# BART-Base - Machine Translation

In [None]:
!pip install transformers datasets -qq
!pip install evaluate sacrebleu rouge_score jiwer -qq
!pip install --upgrade accelerate -qq
!pip install wandb -Uqq

In [None]:
from google.colab import drive
drive.mount('/content/drive')

In [4]:
import transformers
from transformers import AutoTokenizer, AutoModelForSeq2SeqLM, Seq2SeqTrainingArguments, Seq2SeqTrainer, DataCollatorForSeq2Seq
from datasets import load_dataset, load_from_disk
import numpy as np
import pandas as pd

## Configuration

In [5]:
class cfc:

  data_files_dir = "/data/datafiles/"
  test_file_path = "/data/datafiles/test_data.json"

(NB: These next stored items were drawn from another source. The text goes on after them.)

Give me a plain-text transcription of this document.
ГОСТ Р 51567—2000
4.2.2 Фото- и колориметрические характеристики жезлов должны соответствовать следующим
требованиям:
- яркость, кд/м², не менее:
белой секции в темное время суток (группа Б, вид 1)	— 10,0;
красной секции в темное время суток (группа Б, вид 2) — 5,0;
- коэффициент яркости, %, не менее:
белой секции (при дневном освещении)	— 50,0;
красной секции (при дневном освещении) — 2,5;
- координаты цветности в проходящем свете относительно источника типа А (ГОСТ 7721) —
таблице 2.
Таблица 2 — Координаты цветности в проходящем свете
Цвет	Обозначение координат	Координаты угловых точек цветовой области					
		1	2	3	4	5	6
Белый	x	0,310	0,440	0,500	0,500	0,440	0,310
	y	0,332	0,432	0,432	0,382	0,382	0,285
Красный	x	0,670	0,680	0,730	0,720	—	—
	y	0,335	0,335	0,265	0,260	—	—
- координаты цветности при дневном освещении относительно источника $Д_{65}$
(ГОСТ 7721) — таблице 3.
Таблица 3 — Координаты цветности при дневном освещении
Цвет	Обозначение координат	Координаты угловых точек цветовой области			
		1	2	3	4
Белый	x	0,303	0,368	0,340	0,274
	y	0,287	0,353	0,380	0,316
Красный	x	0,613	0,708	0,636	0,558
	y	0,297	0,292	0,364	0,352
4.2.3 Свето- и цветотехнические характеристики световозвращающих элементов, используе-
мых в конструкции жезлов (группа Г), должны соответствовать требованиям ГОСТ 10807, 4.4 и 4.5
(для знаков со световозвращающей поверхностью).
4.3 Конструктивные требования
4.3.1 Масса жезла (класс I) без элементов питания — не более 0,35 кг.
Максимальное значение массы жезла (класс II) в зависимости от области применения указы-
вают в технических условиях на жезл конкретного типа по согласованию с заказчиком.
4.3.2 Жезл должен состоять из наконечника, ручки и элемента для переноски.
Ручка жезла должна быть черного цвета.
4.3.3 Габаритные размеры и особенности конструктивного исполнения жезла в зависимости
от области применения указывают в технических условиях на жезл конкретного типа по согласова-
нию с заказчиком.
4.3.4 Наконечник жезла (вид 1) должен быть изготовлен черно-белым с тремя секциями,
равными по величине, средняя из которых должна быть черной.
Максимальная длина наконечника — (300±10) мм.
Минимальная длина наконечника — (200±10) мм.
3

  checkpoint = "facebook/bart-base"
  max_input = 512
  max_target = 256

  #Naming convention {model_name}-finetuned-{source_lang}-to-{target_lang}
  model_name = "Bart-Base_latex-to-text_finetuned-hyper"
  model_dir = f"/content/drive/MyDrive/models/{model_name}"

  # Hyperparameters
  # lr_rate = 4e-5
  # batch_size = 32
  # epochs = 10
  # weight_decay = 0.01

  # Tuned Hyperparameters
  lr_rate = 0.0000247
  batch_size = 8
  epochs = 5
  weight_decay = 0.2

  wandb_project = "NLG"
  run_name = model_name

## Data preprocessing

In [None]:
data_files = {
    "train": cfc.data_files_dir + "train_data.csv",
    "valid": cfc.data_files_dir + "valid_data.csv",
    "test" : cfc.data_files_dir + "test_data.csv"
    }

data = load_dataset("csv", data_files=data_files)
print(data)
print("Example training data:\n", data["train"][0])

In [None]:
# Load Tokenizer
tokenizer = AutoTokenizer.from_pretrained(cfc.checkpoint)

In [8]:
def preprocess_data(data_to_process):
  # get all the formulas
  inputs = [formula for formula in data_to_process['formula']]

  # tokenize the formulas
  model_inputs = tokenizer(inputs, max_length=cfc.max_input, padding='max_length', truncation=True)

  # tokenize the texts
  with tokenizer.as_target_tokenizer():
    targets = tokenizer(data_to_process['label'], max_length=cfc.max_target, padding='max_length', truncation=True)

  # set labels
  model_inputs['labels'] = targets['input_ids']
  return model_inputs

In [None]:
tokenized_data = data.map(preprocess_data, batched = True, remove_columns=["image_name","formula","label","label_list"])
tokenized_data

## Metrics for evaluation

In [None]:
import numpy as np
import evaluate

bleu = evaluate.load("bleu")
ter = evaluate.load("ter")
rouge = evaluate.load("rouge")

def postprocess_text(preds, labels):
    preds = [pred.strip() for pred in preds]
    labels = [[label.strip()] for label in labels]
    return preds, labels

def compute_metrics(eval_preds):
    preds, labels = eval_preds
    if isinstance(preds, tuple):
        preds = preds[0]
    decoded_preds = tokenizer.batch_decode(preds, skip_special_tokens=True)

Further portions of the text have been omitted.